Guilio POV.
Monica always laughs at me when it comes to my girlfriends. Let him not be, I don't understand myself.
I can make girls stunned at me without doing anything, just smile at them. Maybe I was wrong to take advantage of that advantage too much. Unfortunately, I never felt emotionally attached to them.
If they've asked for commitment then I'll disappear without a trace. Because I don't know if I don't want it. Maybe I'm too cheap Monica said, here's my reply. I need to get away from girls for the first time in my life discovering what's wrong with me.
"Brother, where's your girlfriend this time. I'm surprised you didn't bring a companion this time. Haven't you found a new one yet?" This time I sat next to Hisao and Nathan, the reason I came to Hong Kong this time to meet them. And this time I didn't bring anyone to accompany me.
"Don't tell me there's no girl in Sicily who wants you anymore because everyone knows who you are." Nathan laughed and I grimaced at myself.
"I seem to be too much of a jerk. My mother said I was too much to break the hearts of good girls and now it's my time to accept my punishment.

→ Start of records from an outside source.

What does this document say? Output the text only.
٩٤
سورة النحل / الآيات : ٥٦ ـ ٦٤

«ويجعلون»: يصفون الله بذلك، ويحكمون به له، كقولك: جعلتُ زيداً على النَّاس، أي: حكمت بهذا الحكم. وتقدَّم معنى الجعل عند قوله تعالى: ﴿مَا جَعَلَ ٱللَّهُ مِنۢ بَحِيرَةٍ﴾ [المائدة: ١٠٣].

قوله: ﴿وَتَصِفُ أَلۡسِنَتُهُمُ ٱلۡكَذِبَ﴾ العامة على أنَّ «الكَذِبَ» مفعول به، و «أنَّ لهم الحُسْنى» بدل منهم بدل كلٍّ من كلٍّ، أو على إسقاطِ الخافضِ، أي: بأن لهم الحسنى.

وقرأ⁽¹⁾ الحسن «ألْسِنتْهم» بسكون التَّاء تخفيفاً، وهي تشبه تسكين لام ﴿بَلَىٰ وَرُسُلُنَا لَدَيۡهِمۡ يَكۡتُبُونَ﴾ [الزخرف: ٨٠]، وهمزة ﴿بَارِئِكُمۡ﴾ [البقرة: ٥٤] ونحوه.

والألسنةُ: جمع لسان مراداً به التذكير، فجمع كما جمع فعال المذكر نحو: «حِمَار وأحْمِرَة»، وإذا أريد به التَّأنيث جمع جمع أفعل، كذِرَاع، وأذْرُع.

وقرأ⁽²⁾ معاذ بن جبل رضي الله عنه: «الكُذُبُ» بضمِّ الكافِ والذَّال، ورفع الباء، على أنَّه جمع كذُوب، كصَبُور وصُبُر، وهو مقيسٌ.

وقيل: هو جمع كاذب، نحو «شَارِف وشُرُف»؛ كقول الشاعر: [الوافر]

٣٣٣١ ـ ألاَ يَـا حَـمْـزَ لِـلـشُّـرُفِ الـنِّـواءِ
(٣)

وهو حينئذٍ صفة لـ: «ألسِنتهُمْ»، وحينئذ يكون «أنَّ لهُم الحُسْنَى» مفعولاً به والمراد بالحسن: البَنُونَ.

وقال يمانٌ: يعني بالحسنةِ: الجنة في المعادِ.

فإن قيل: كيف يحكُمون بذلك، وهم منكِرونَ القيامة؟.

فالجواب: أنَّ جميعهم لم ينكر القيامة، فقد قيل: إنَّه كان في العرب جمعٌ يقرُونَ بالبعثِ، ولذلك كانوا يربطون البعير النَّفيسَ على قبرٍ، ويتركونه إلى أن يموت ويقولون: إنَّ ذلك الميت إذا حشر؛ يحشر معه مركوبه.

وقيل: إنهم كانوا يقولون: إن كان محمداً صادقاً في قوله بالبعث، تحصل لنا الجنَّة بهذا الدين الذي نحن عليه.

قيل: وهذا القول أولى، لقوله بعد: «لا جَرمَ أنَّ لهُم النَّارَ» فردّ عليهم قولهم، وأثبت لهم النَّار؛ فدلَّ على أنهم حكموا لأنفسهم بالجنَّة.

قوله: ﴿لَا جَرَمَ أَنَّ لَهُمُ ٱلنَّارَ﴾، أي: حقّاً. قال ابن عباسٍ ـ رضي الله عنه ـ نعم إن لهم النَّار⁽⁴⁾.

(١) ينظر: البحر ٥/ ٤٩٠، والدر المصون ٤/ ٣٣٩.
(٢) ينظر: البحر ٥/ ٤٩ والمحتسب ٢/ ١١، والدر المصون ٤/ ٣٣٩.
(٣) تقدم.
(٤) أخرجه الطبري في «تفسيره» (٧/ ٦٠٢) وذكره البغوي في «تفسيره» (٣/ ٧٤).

I don't know lately that girls have been teasing me, so I'm not interested in them. Nothing seems right and it caught my attention." I'm telling the truth, if I go to a psychologist because of this, maybe he'll say I'm making it up, I'm sitting limp.

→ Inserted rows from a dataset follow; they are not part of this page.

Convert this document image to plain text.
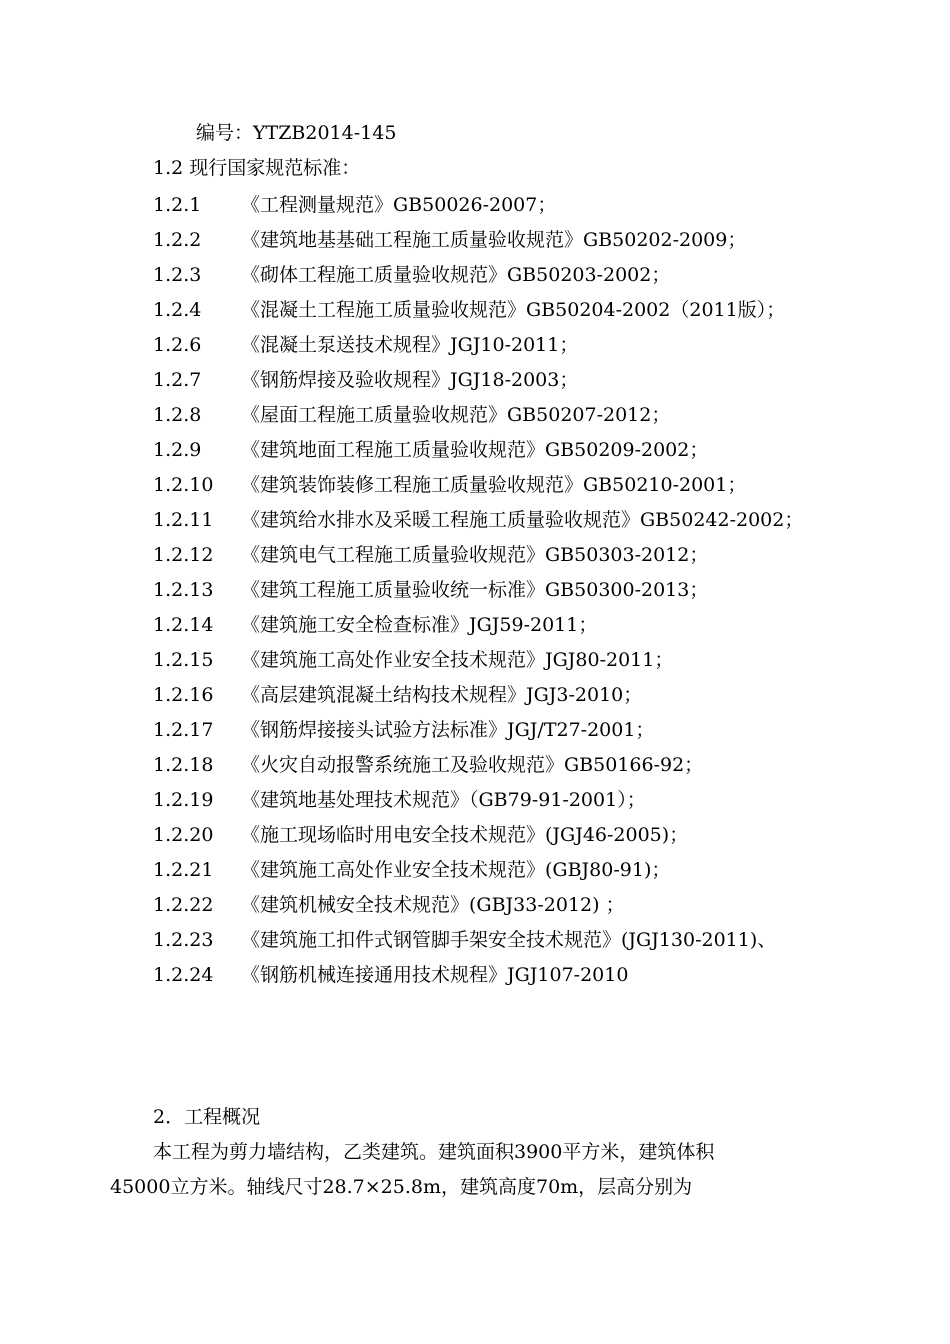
编号：YTZB2014-145
1.2 现行国家规范标准：
1.2.1 《工程测量规范》GB50026-2007；
1.2.2 《建筑地基基础工程施工质量验收规范》GB50202-2009；
1.2.3 《砌体工程施工质量验收规范》GB50203-2002；
1.2.4 《混凝土工程施工质量验收规范》GB50204-2002（2011版）；
1.2.6 《混凝土泵送技术规程》JGJ10-2011；
1.2.7 《钢筋焊接及验收规程》JGJ18-2003；
1.2.8 《屋面工程施工质量验收规范》GB50207-2012；
1.2.9 《建筑地面工程施工质量验收规范》GB50209-2002；
1.2.10 《建筑装饰装修工程施工质量验收规范》GB50210-2001；
1.2.11 《建筑给水排水及采暖工程施工质量验收规范》GB50242-2002；
1.2.12 《建筑电气工程施工质量验收规范》GB50303-2012；
1.2.13 《建筑工程施工质量验收统一标准》GB50300-2013；
1.2.14 《建筑施工安全检查标准》JGJ59-2011；
1.2.15 《建筑施工高处作业安全技术规范》JGJ80-2011；
1.2.16 《高层建筑混凝土结构技术规程》JGJ3-2010；
1.2.17 《钢筋焊接接头试验方法标准》JGJ/T27-2001；
1.2.18 《火灾自动报警系统施工及验收规范》GB50166-92；
1.2.19 《建筑地基处理技术规范》（GB79-91-2001）；
1.2.20 《施工现场临时用电安全技术规范》(JGJ46-2005)；
1.2.21 《建筑施工高处作业安全技术规范》(GBJ80-91)；
1.2.22 《建筑机械安全技术规范》(GBJ33-2012) ；
1.2.23 《建筑施工扣件式钢管脚手架安全技术规范》(JGJ130-2011)、
1.2.24 《钢筋机械连接通用技术规程》JGJ107-2010
2．工程概况
本工程为剪力墙结构，乙类建筑。建筑面积3900平方米，建筑体积
45000立方米。轴线尺寸28.7×25.8m，建筑高度70m，层高分别为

"True, someone who makes you want to take care of her for the rest of your life." As he said that Hisao was holding his fiancee's hand. He makes me feel jealous, they're not all not playing with girls but they're not cursed like me.
"Hmm. might be right. But I don't know how to find her, it seems like all girls are the same and what if they're too demanding I always think of finding a way to avoid commitment, I'm never comfortable being forced by women with commitment, I'm never comfortable being forced by women with commitment, just imagining it feels stifling. But I also feel like my life has no direction right now... I might be able to get anyone but I'm lonely. I don't know what happened to me." That's what really happened.
"This is a problem of men who started being playboys since the age of 12. He had forgotten what it was like to fall in love. All he saw was who my bedmate was tonight." Hisao and Nathan laughed at him. Their words were the same as Monica had said. Too laugh at me as a playboy from the age of 12.
"Maybe you can start with a girl who doesn't make her presence feel unsettling to you, Mr. Guilio." I'm talking to Hisao's girlfriend now. This girl looks petite and beautiful, .. but beside Hisao she seems very happy.
"Someone whose presence doesn't bother me..." Is there anything like it, now I'm looking for it among my girlfriends whom I unfortunately didn't find. I didn't find a single person who didn't make me run away from them.